Hola Pacífico, ¿como estás? dame un besito, muamuamuá
El faro de Cape Reinga se entretiene mirando como el Pacífico y el Mar de Tasmania se morrean sin descanso ni pudor frente a unas playas de postal caribeña. La mitología maorí dice que de las raíces de un árbol sagrado en Cape Reinga parten las almas en su vuelta a Hawaiki, su hogar primigenio. No sé si la mitología maorí cuenta con que sus descendientes ahora sean unas papas más en la tortilla neozelandesa: los maoríes son en Auckland lo que los latinos en Nueva York.
A la vuelta, momento Wes Craven. La aguja de la gasolina empieza a coquetear con el vacío, la noche está al caer, somos los únicos en la carretera y los poblados –aquí se juntan dos casas y ya es un pueblo- no ofrecen la mejor de las seguridades. Pasan los kilómetros y no hay rastros de gasolineras. Paramos donde mismo habíamos almorzado a la ida (Hangi, plato típico maorí basado en patatas dulces, verduras y carne, nada especialmente especial); el tipo me miró como si le hubiese preguntado por un puticlub nicaragüense. “Buff… prueba en Kaitaia”. Kaitaia. A hora y pico de allí. Manda huevos.
Por el camino, una gasolinera abandonada y otra cerrada y en venta. El panorama estaba negrísimo y todo parecía un vil telefilme del Showtime, con sus ingenuos estudiantes extranjeros, su lluvia de medianoche, su coche parado en mitad de ninguna parte y su redneck desollador de ingenuos estudiantes extranjeros, gancho de ganado incluído. Cuando ya estaba mentalizado para esperar la llegada de algún matarife borracho, ¡el milagro! Una BP a cinco minutos de cerrarse, con gasolina que sabía a gloria y cafeluchos de máquina para echárselos por la espalda. God save the Queen, copón!
El plan: rematar el domingo buceando con botella en las Poor Knights Islands, en el Top 5 del buceo según Cousteau. Dicho y hecho. Después de dormir –one more time- en el coche, en Tutukaka, salimos en barco hacia las islas, un paraje salvaje y protegido en el que está prohibido desembarcar por razones de carácter religioso y ecológico. Según cuentan, la isla fue escenario de la venganza de un jefe maorí que, sintiéndose insultado tras un intento de comercio, volvió a la isla cuando sus defensores se ausentaron y masacró a cuanta mujer, niño y abuelo encontraron. El jefe de la tribu masacrada declaró sagrado el lugar y prohibió volver a vivir en él. Las razones ecológicas incluyen geckos (único reptil que da a luz en lugar de poner huevos) y wetas de palmo y medio, además de ser el único lugar donde anidan las pardelas de Badell… sean lo que sean.
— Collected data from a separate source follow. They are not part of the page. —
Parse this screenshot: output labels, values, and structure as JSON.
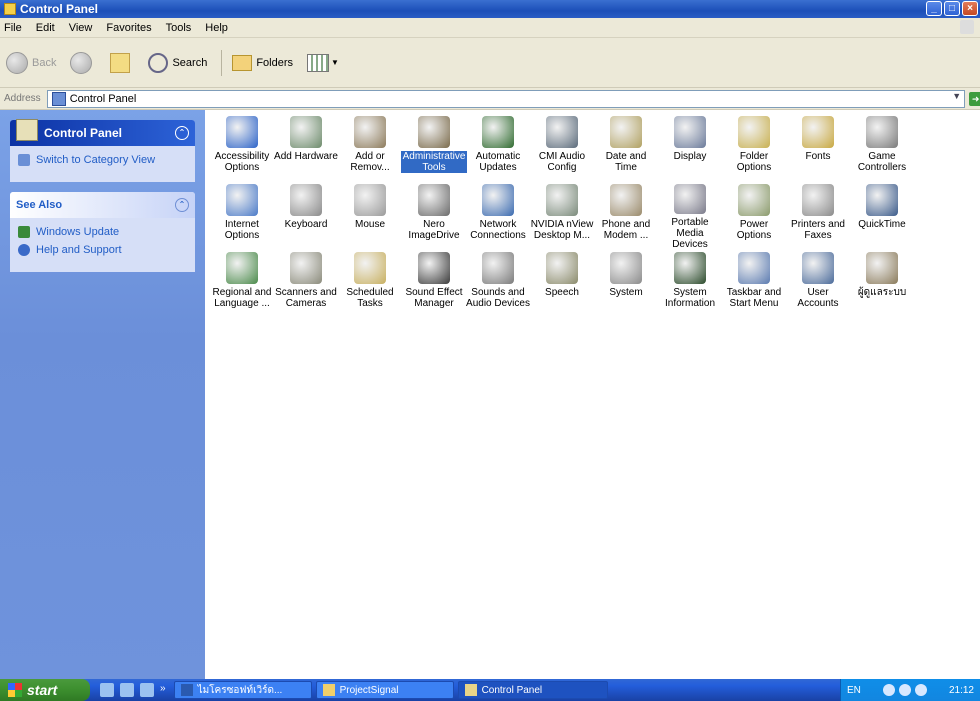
{
  "window": {
    "title": "Control Panel",
    "buttons": {
      "minimize": "_",
      "maximize": "□",
      "close": "×"
    }
  },
  "menu": [
    "File",
    "Edit",
    "View",
    "Favorites",
    "Tools",
    "Help"
  ],
  "toolbar": {
    "back_label": "Back",
    "search_label": "Search",
    "folders_label": "Folders"
  },
  "address": {
    "label": "Address",
    "value": "Control Panel",
    "go_label": "Go"
  },
  "left_pane": {
    "control_panel": {
      "title": "Control Panel",
      "link": "Switch to Category View"
    },
    "see_also": {
      "title": "See Also",
      "links": [
        "Windows Update",
        "Help and Support"
      ]
    }
  },
  "items": [
    {
      "label": "Accessibility Options",
      "icon": "accessibility-icon",
      "color": "#2c63c8"
    },
    {
      "label": "Add Hardware",
      "icon": "hardware-icon",
      "color": "#6c8a6a"
    },
    {
      "label": "Add or Remov...",
      "icon": "add-remove-icon",
      "color": "#8c7a5a"
    },
    {
      "label": "Administrative Tools",
      "icon": "admin-tools-icon",
      "color": "#7a6a4a",
      "selected": true
    },
    {
      "label": "Automatic Updates",
      "icon": "globe-icon",
      "color": "#2e6a2e"
    },
    {
      "label": "CMI Audio Config",
      "icon": "audio-config-icon",
      "color": "#5a6a7a"
    },
    {
      "label": "Date and Time",
      "icon": "clock-icon",
      "color": "#b0a060"
    },
    {
      "label": "Display",
      "icon": "display-icon",
      "color": "#6a7a9a"
    },
    {
      "label": "Folder Options",
      "icon": "folder-options-icon",
      "color": "#c8b050"
    },
    {
      "label": "Fonts",
      "icon": "fonts-icon",
      "color": "#c8a840"
    },
    {
      "label": "Game Controllers",
      "icon": "gamepad-icon",
      "color": "#7a7a7a"
    },
    {
      "label": "Internet Options",
      "icon": "internet-icon",
      "color": "#4a7ac8"
    },
    {
      "label": "Keyboard",
      "icon": "keyboard-icon",
      "color": "#8a8a8a"
    },
    {
      "label": "Mouse",
      "icon": "mouse-icon",
      "color": "#9a9a9a"
    },
    {
      "label": "Nero ImageDrive",
      "icon": "nero-icon",
      "color": "#6a6a6a"
    },
    {
      "label": "Network Connections",
      "icon": "network-icon",
      "color": "#3a6ab0"
    },
    {
      "label": "NVIDIA nView Desktop M...",
      "icon": "nview-icon",
      "color": "#7a8a7a"
    },
    {
      "label": "Phone and Modem ...",
      "icon": "phone-icon",
      "color": "#9a8a6a"
    },
    {
      "label": "Portable Media Devices",
      "icon": "media-device-icon",
      "color": "#7a7a8a"
    },
    {
      "label": "Power Options",
      "icon": "power-icon",
      "color": "#8a9a6a"
    },
    {
      "label": "Printers and Faxes",
      "icon": "printer-icon",
      "color": "#8a8a8a"
    },
    {
      "label": "QuickTime",
      "icon": "quicktime-icon",
      "color": "#3a5a8a"
    },
    {
      "label": "Regional and Language ...",
      "icon": "regional-icon",
      "color": "#4a8a4a"
    },
    {
      "label": "Scanners and Cameras",
      "icon": "scanner-icon",
      "color": "#8a8a7a"
    },
    {
      "label": "Scheduled Tasks",
      "icon": "scheduled-icon",
      "color": "#c8b060"
    },
    {
      "label": "Sound Effect Manager",
      "icon": "sound-effect-icon",
      "color": "#3a3a3a"
    },
    {
      "label": "Sounds and Audio Devices",
      "icon": "speaker-icon",
      "color": "#7a7a7a"
    },
    {
      "label": "Speech",
      "icon": "speech-icon",
      "color": "#8a8a6a"
    },
    {
      "label": "System",
      "icon": "system-icon",
      "color": "#8a8a8a"
    },
    {
      "label": "System Information",
      "icon": "system-info-icon",
      "color": "#2a4a2a"
    },
    {
      "label": "Taskbar and Start Menu",
      "icon": "taskbar-icon",
      "color": "#5a7ab0"
    },
    {
      "label": "User Accounts",
      "icon": "user-accounts-icon",
      "color": "#4a6a9a"
    },
    {
      "label": "ผู้ดูแลระบบ",
      "icon": "globe-small-icon",
      "color": "#8a7a5a"
    }
  ],
  "taskbar": {
    "start_label": "start",
    "more": "»",
    "tasks": [
      {
        "label": "ไมโครซอฟท์เวิร์ด...",
        "icon": "word-icon"
      },
      {
        "label": "ProjectSignal",
        "icon": "folder-icon"
      },
      {
        "label": "Control Panel",
        "icon": "control-panel-icon",
        "active": true
      }
    ],
    "tray": {
      "lang": "EN",
      "clock": "21:12"
    }
  }
}
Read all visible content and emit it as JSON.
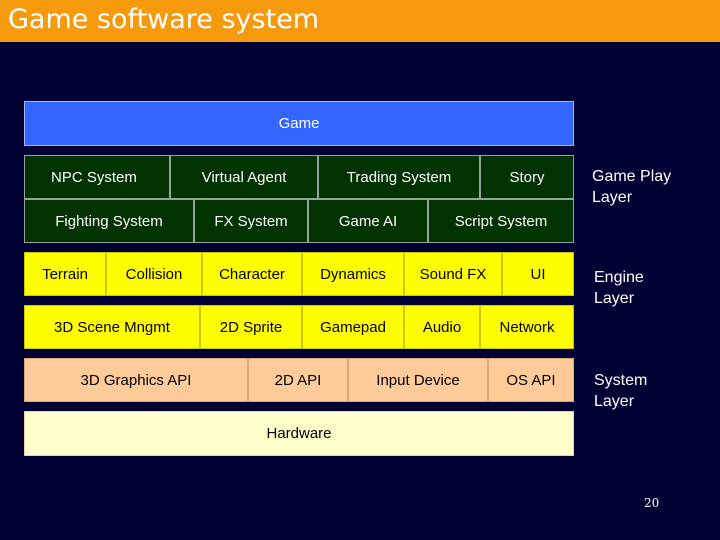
{
  "title": "Game software system",
  "page_number": "20",
  "layers": {
    "game_play": "Game Play Layer",
    "engine": "Engine Layer",
    "system": "System Layer"
  },
  "blocks": {
    "game": "Game",
    "npc_system": "NPC System",
    "virtual_agent": "Virtual Agent",
    "trading_system": "Trading System",
    "story": "Story",
    "fighting_system": "Fighting System",
    "fx_system": "FX System",
    "game_ai": "Game AI",
    "script_system": "Script System",
    "terrain": "Terrain",
    "collision": "Collision",
    "character": "Character",
    "dynamics": "Dynamics",
    "sound_fx": "Sound FX",
    "ui": "UI",
    "scene_mngmt": "3D Scene Mngmt",
    "sprite_2d": "2D Sprite",
    "gamepad": "Gamepad",
    "audio": "Audio",
    "network": "Network",
    "graphics_api_3d": "3D Graphics API",
    "api_2d": "2D API",
    "input_device": "Input Device",
    "os_api": "OS API",
    "hardware": "Hardware"
  },
  "colors": {
    "title_bar": "#F59A0D",
    "background": "#000033",
    "game_block": "#3366FF",
    "game_play_blocks": "#003300",
    "engine_blocks": "#FFFF00",
    "system_blocks": "#FFCC99",
    "hardware_block": "#FFFFCC"
  }
}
Pues sí, entré en el neopreno a la primera.
Es muy impresionante bucear a diez metros de profundidad entre algas que parecen de expositor, bancos de peces y bichos del tamaño de mi muslo aleteando a un palmo de mi cara. El fondo del mar es antigravitatorio y atemporal, te olvidas de que hay vida fuera del agua. Muy muy repetible.
La vuelta, cómoda y sin problemas. Por el camino, muchos más encuentros, situaciones, anécdotas y personajes, pero hay que dejar historias para las próximas charlas cerveceras. Aquella noche, la ducha fue antológica y la posducha, escandalosa: aún hay mendigos en los callejones de Auckland acojonados por los ronquidos.